I'm working on an $\epsilon$-$\delta$ proof for $$\lim_{x\to \pi/2} \sin x=1$$

Here are the steps I've taken so far up to where I'm stuck:

Iff $\forall \epsilon>0$, $\exists \space \delta>0 \space s.t. \lvert sin(x)-1\rvert<\epsilon$ for any $0<\lvert x-\pi/2\rvert<\delta$

Take $\epsilon>0$

$\lvert sin(x)-1\rvert<\epsilon$

$\implies 1-\epsilon<\sin x<1+\epsilon$

Here's where I'm not sure how to proceed. I want to isolate $x$, so my initial inclination is to take the arcsin:

$\implies \arcsin (1-\epsilon)<x<\arcsin (1+\epsilon)$

But I know that arcsin $(1+\epsilon)$ is not valid, given that the domain can't exceed 1, so I'm not sure how to continue from here.

  • 1
    $\begingroup$ How do you define $\sin x$? $\endgroup$ – Hagen von Eitzen Sep 6 '16 at 21:21

You have $$ \sin x-1=\sin x-\sin\frac{\pi}{2}= 2\sin\frac{x-(\pi/2)}{2}\cos\frac{x+(\pi/2)}{2} $$ so $$ \lvert\sin x-1\rvert\le 2\left|\sin\frac{x-(\pi/2)}{2}\right| $$ because $\lvert\cos t\rvert\le 1$.

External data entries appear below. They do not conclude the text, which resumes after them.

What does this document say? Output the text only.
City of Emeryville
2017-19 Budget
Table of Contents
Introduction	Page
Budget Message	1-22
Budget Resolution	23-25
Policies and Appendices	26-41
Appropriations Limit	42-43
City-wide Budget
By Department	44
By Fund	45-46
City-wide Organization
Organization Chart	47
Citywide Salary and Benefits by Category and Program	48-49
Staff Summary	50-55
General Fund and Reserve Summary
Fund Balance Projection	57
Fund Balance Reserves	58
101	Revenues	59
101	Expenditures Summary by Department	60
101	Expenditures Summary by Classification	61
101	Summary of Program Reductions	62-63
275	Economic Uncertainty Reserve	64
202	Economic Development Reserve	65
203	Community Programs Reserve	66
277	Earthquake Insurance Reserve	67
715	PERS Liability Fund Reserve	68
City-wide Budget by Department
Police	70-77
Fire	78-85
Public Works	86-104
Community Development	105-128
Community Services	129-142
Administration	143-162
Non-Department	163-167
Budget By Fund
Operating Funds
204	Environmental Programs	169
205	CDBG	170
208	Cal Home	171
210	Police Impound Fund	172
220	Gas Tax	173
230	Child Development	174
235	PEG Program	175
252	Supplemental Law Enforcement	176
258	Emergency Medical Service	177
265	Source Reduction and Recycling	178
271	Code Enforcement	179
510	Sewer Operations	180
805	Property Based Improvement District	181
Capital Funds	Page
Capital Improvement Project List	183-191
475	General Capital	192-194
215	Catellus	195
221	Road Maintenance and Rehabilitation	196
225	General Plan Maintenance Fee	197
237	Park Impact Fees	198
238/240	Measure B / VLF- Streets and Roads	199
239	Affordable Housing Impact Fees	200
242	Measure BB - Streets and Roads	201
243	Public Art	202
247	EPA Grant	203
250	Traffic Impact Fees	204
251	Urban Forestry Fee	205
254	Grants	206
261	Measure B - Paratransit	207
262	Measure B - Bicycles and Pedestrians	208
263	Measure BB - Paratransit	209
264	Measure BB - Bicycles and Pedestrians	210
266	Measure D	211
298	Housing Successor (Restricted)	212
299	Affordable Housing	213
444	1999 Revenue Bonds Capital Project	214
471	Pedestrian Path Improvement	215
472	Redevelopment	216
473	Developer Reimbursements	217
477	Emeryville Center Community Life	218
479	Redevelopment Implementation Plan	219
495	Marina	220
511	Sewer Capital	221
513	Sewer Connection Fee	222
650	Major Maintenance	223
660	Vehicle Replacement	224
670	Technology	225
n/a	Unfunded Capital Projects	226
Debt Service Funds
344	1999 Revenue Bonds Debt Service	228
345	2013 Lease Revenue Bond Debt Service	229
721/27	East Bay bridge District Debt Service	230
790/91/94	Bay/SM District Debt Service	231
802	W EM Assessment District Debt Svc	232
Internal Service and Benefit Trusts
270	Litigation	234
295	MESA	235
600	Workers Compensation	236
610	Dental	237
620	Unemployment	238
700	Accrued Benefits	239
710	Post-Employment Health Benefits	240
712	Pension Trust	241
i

Hence, as soon as $\lvert\sin(x/2-\pi/4)\rvert<\varepsilon/2$ you surely have $\lvert\sin x-1\rvert<\varepsilon$.

Now a simple geometric construction (the same you use for proving that $\lim_{x\to0}\frac{\sin x}{x}=1$) shows that $\lvert\sin t\rvert\le\lvert t\rvert$ so, as soon as $\lvert x/2-\pi/4\rvert<\varepsilon/2$, that is, $$ \left|x-\frac{\pi}{2}\right|<\varepsilon $$ you have the required inequality.

More generally, if you want to prove $\sin x$ is continuous at $x$, you can do in the same way. Given $\varepsilon>0$, we want to find $\delta>0$ such that, if $|h|<\delta$, $\lvert\sin(x+h)-\sin x\rvert<\varepsilon$.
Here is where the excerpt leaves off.